Many employees misunderstand the scope of federal civil rights laws. Title VII does not prohibit employers from discrimination in employment decisions. It only prohibits discrimination based upon a protected classification, i.e., race, sex, religion, etc. A decision last week from the Fourth Circuit Court of Appeals (which includes North and South Carolina) demonstrates how claims of unfairness not tied to a protected classification can undermine a plaintiff’s discrimination case.
In Lightner v. City of Wilmington, a police officer who received a disciplinary suspension filed suit under Title VII, alleging race and gender discrimination. However, in his deposition, the plaintiff also claimed that the real reason for his suspension was that the police department was attempting to cover up departmental wrongdoing.
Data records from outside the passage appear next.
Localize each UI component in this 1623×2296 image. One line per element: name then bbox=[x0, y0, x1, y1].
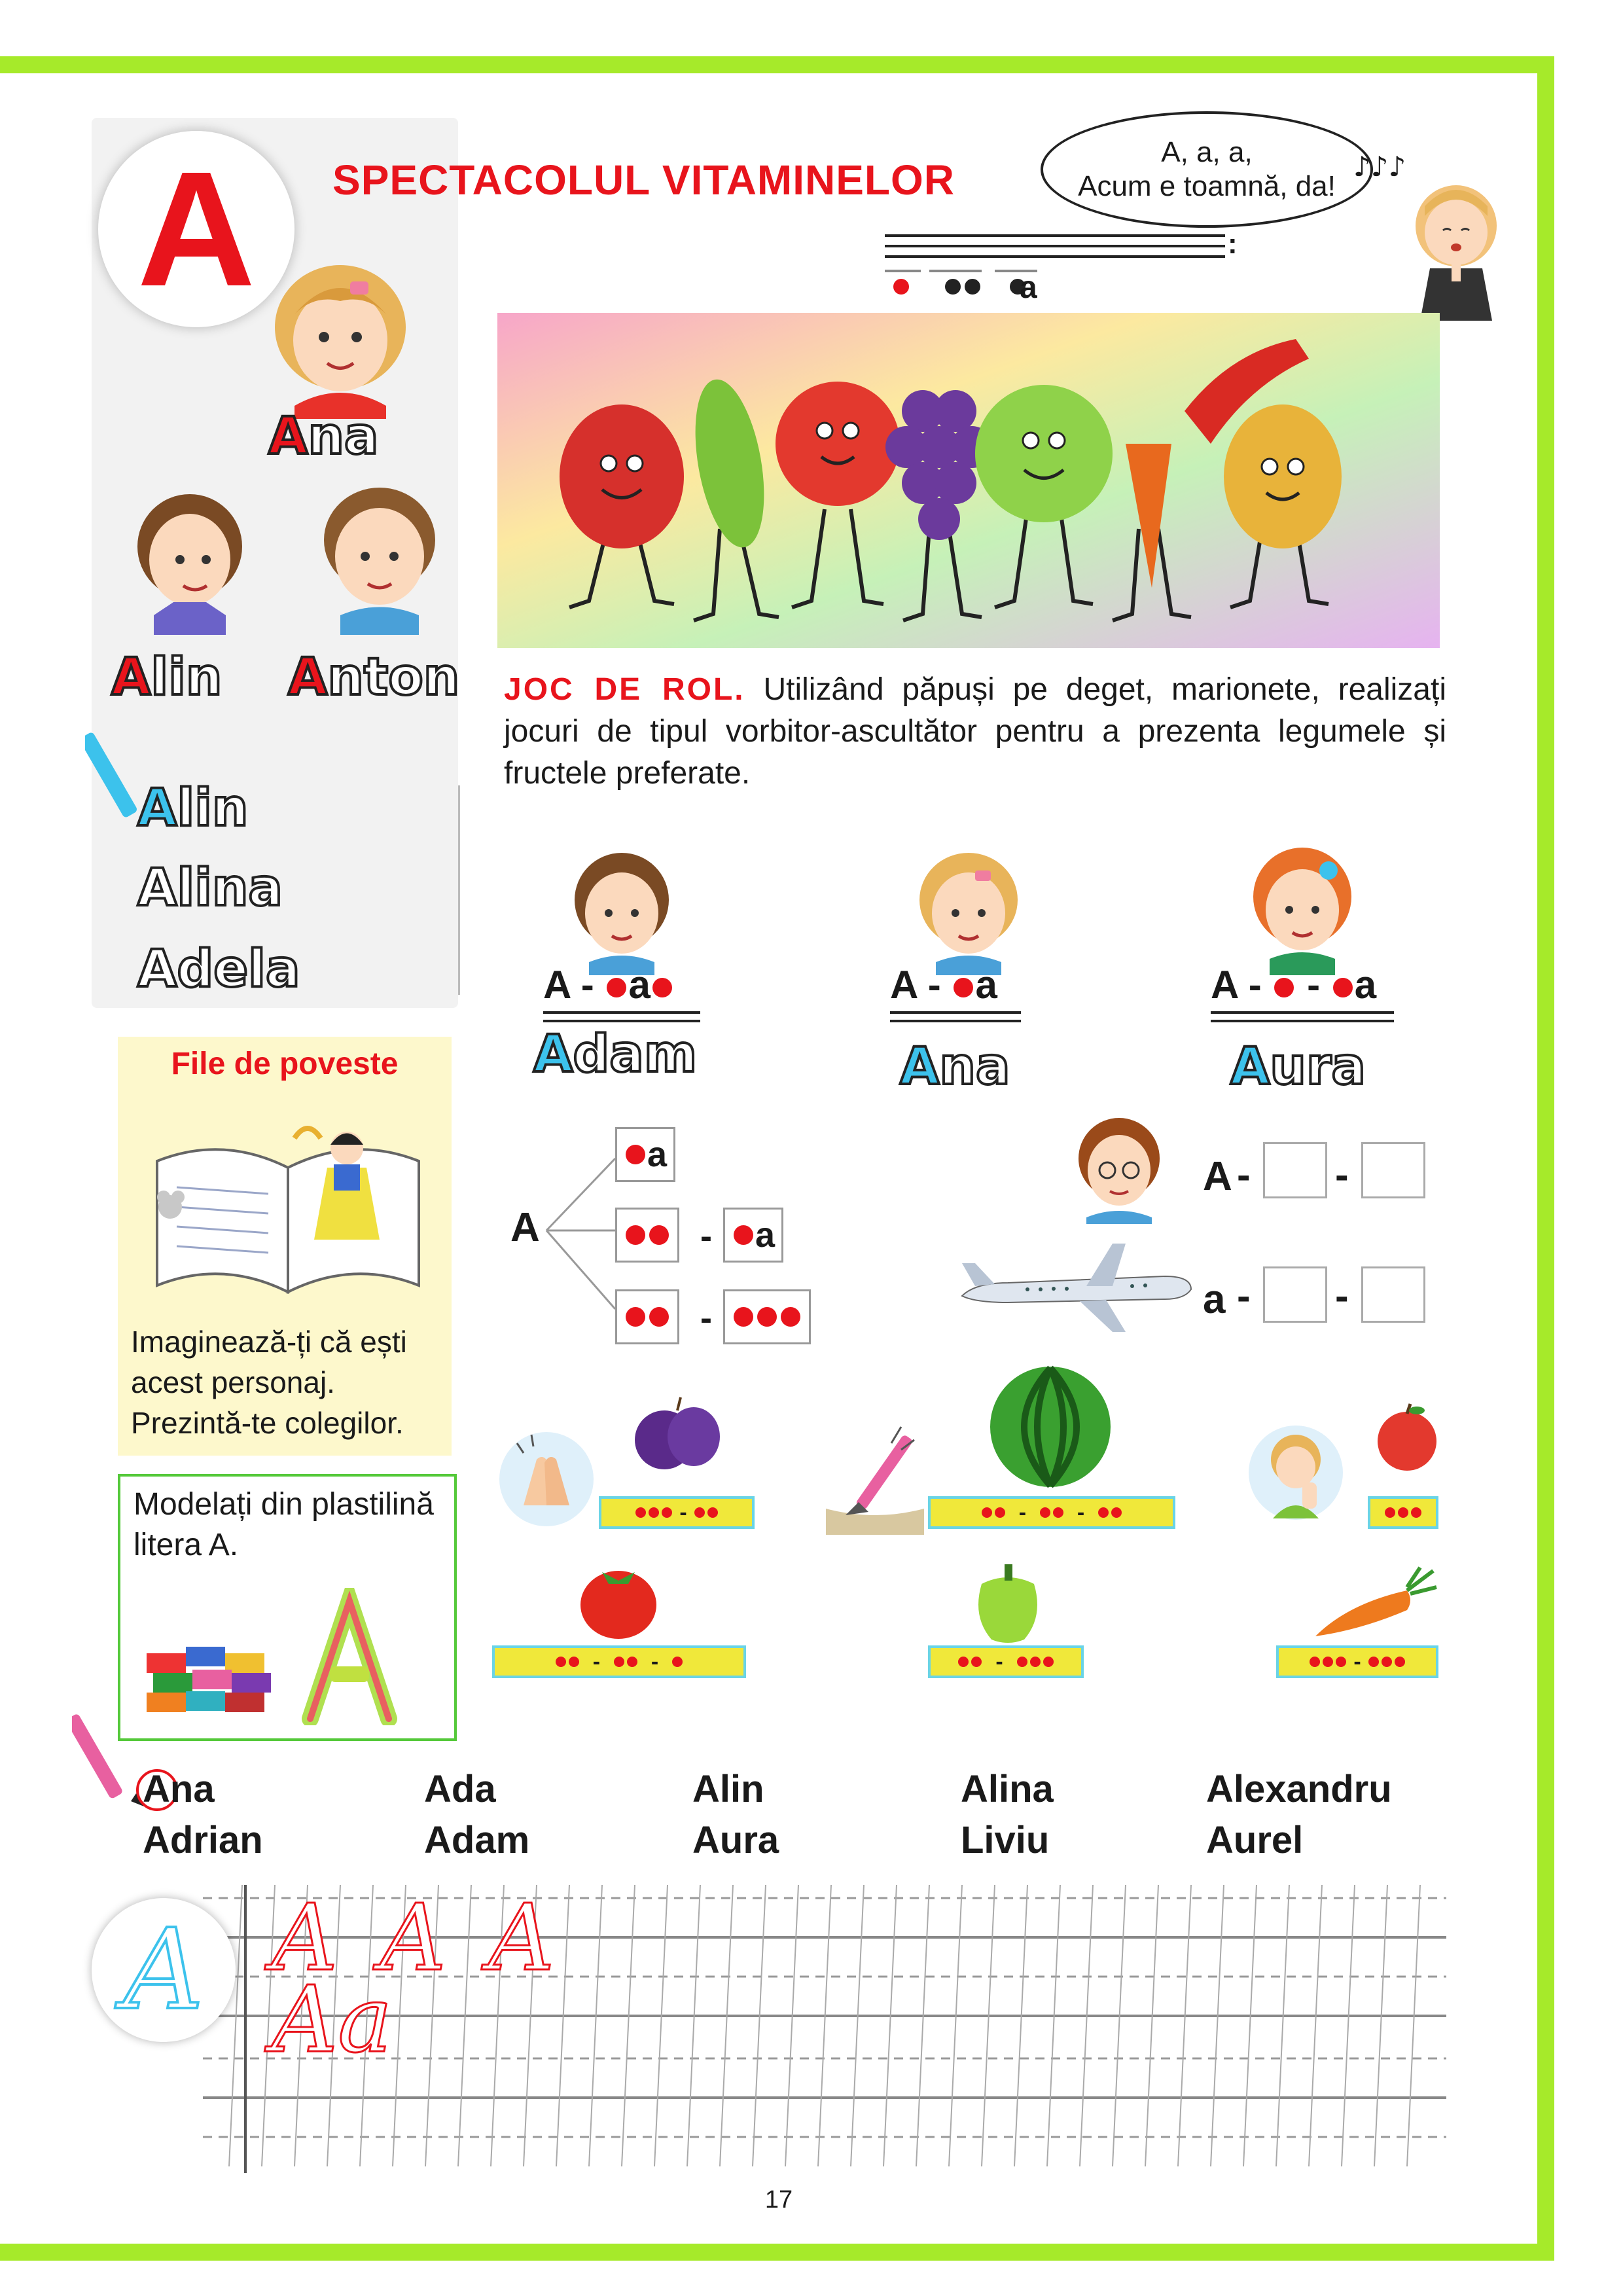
story-box-title: File de poveste bbox=[171, 1047, 399, 1081]
word-alin: Alin bbox=[692, 1768, 764, 1810]
anton-name-label: Anton bbox=[288, 648, 460, 707]
fill-row-1-dash-1: - bbox=[1237, 1153, 1251, 1198]
ana-syllable-scheme: A - a bbox=[890, 963, 997, 1007]
plums-illustration bbox=[628, 1394, 726, 1473]
aura-name-label: Aura bbox=[1230, 1037, 1366, 1096]
watermelon-illustration bbox=[985, 1361, 1116, 1492]
adam-syllable-scheme: A - a bbox=[543, 962, 674, 1007]
plum-syllable-strip: - bbox=[599, 1496, 755, 1529]
tree-dash-2: - bbox=[700, 1217, 712, 1256]
big-letter-badge: A bbox=[98, 131, 294, 327]
vitamins-parade-illustration bbox=[497, 313, 1440, 648]
ana-name-label: Ana bbox=[268, 407, 379, 466]
story-box-text: Imaginează-ți că ești acest personaj. Prezintă-te colegilor. bbox=[131, 1325, 407, 1440]
handwriting-row-2: Aa bbox=[272, 1967, 393, 2073]
trace-name-1: Alin bbox=[137, 779, 249, 838]
clap-hands-icon bbox=[497, 1427, 596, 1532]
role-play-paragraph: JOC DE ROL. Utilizând păpuși pe deget, marionete, realizați jocuri de tipul vorbitor-ascultător pentru a prezenta legumele și fructele preferate. bbox=[504, 672, 1447, 791]
fill-row-1-letter: A bbox=[1203, 1154, 1232, 1199]
adam-name-label: Adam bbox=[533, 1025, 698, 1084]
tree-branch-2b: a bbox=[723, 1208, 783, 1263]
fill-row-1-dash-2: - bbox=[1335, 1153, 1349, 1198]
fill-row-2-letter: a bbox=[1203, 1277, 1226, 1322]
scheme-end-letter: a bbox=[1020, 270, 1037, 305]
tree-branch-3 bbox=[615, 1289, 679, 1344]
fill-row-1-box-1[interactable] bbox=[1263, 1142, 1327, 1198]
tomato-illustration bbox=[576, 1558, 661, 1643]
fill-row-2-box-1[interactable] bbox=[1263, 1266, 1327, 1323]
word-aura: Aura bbox=[692, 1819, 779, 1861]
trace-name-3: Adela bbox=[137, 940, 300, 999]
word-adrian: Adrian bbox=[143, 1819, 263, 1861]
tree-branch-2 bbox=[615, 1208, 679, 1263]
apple-syllable-strip bbox=[1368, 1496, 1438, 1529]
word-liviu: Liviu bbox=[961, 1819, 1050, 1861]
word-ada: Ada bbox=[424, 1768, 496, 1810]
aura-portrait bbox=[1243, 838, 1361, 975]
handwriting-row-1: A A A bbox=[272, 1885, 562, 1992]
trace-name-2: Alina bbox=[137, 859, 283, 918]
page-frame-top bbox=[0, 56, 1554, 73]
ana-portrait bbox=[262, 255, 419, 419]
song-line-2: Acum e toamnă, da! bbox=[1078, 170, 1336, 202]
carrot-illustration bbox=[1309, 1564, 1440, 1643]
ana-small-portrait bbox=[910, 844, 1027, 975]
tree-dash-3: - bbox=[700, 1299, 712, 1338]
airplane-illustration bbox=[955, 1237, 1198, 1335]
scheme-dots bbox=[891, 279, 1027, 295]
plasticine-box-text: Modelați din plastilină litera A. bbox=[134, 1487, 434, 1562]
open-book-illustration bbox=[144, 1109, 432, 1305]
ana-small-name-label: Ana bbox=[900, 1037, 1010, 1096]
tree-branch-3b bbox=[723, 1289, 811, 1344]
word-ana: Ana bbox=[143, 1768, 215, 1810]
green-pepper-illustration bbox=[969, 1558, 1047, 1643]
pepper-syllable-strip: - bbox=[928, 1645, 1084, 1678]
word-alina: Alina bbox=[961, 1768, 1054, 1810]
music-notes-icon: ♪♪♪ bbox=[1353, 151, 1406, 183]
carrot-syllable-strip: - bbox=[1276, 1645, 1438, 1678]
brush-icon bbox=[826, 1424, 924, 1535]
page-number: 17 bbox=[764, 2186, 793, 2214]
teacher-portrait bbox=[1067, 1113, 1171, 1224]
singing-girl-illustration bbox=[1394, 170, 1518, 321]
thinking-boy-icon bbox=[1247, 1420, 1345, 1525]
page-frame-bottom bbox=[0, 2244, 1554, 2261]
divider bbox=[458, 785, 460, 995]
alin-portrait bbox=[121, 484, 252, 635]
story-box bbox=[118, 1037, 452, 1456]
fill-row-2-dash-1: - bbox=[1237, 1274, 1251, 1319]
plasticine-illustration bbox=[140, 1588, 435, 1725]
plasticine-box bbox=[118, 1474, 457, 1741]
watermelon-syllable-strip: - - bbox=[928, 1496, 1175, 1529]
word-alexandru: Alexandru bbox=[1206, 1768, 1392, 1810]
tree-root-letter: A bbox=[510, 1205, 540, 1250]
aura-syllable-scheme: A - - a bbox=[1211, 963, 1377, 1007]
tree-branch-1: a bbox=[615, 1127, 675, 1182]
word-adam: Adam bbox=[424, 1819, 530, 1861]
apple-illustration bbox=[1371, 1401, 1443, 1473]
song-line-1: A, a, a, bbox=[1161, 136, 1253, 168]
cursive-model-letter: A bbox=[92, 1898, 236, 2042]
scheme-colon: : bbox=[1228, 228, 1238, 260]
word-aurel: Aurel bbox=[1206, 1819, 1304, 1861]
adam-portrait bbox=[563, 844, 681, 975]
fill-row-2-box-2[interactable] bbox=[1361, 1266, 1425, 1323]
fill-row-1-box-2[interactable] bbox=[1361, 1142, 1425, 1198]
page-frame-right bbox=[1537, 56, 1554, 2261]
song-bubble bbox=[1041, 111, 1373, 228]
anton-portrait bbox=[308, 478, 452, 635]
alin-name-label: Alin bbox=[111, 648, 223, 707]
tomato-syllable-strip: - - bbox=[492, 1645, 746, 1678]
fill-row-2-dash-2: - bbox=[1335, 1274, 1349, 1319]
page-title: SPECTACOLUL VITAMINELOR bbox=[332, 156, 955, 204]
On appeal, the Fourth Circuit seized on these claims to affirm dismissal of the suit.
By offering his belief that his employer conspired to cover-up wrongdoing to avoid embarrassment to the department, the plaintiff defeated his Title VII claims. Title VII only applies to claims of discrimination based on enumerated criteria. It cannot be used to sue an employer for alleged general unfairness in employment decisions. Employers investigating employee claims of discrimination should be careful to determine whether such claims relate to a protected classification, or are really allegations of general unfairness. Legally, employers have significant latitude to make and defend employment decisions that an employee generally views as unfair or unjustified.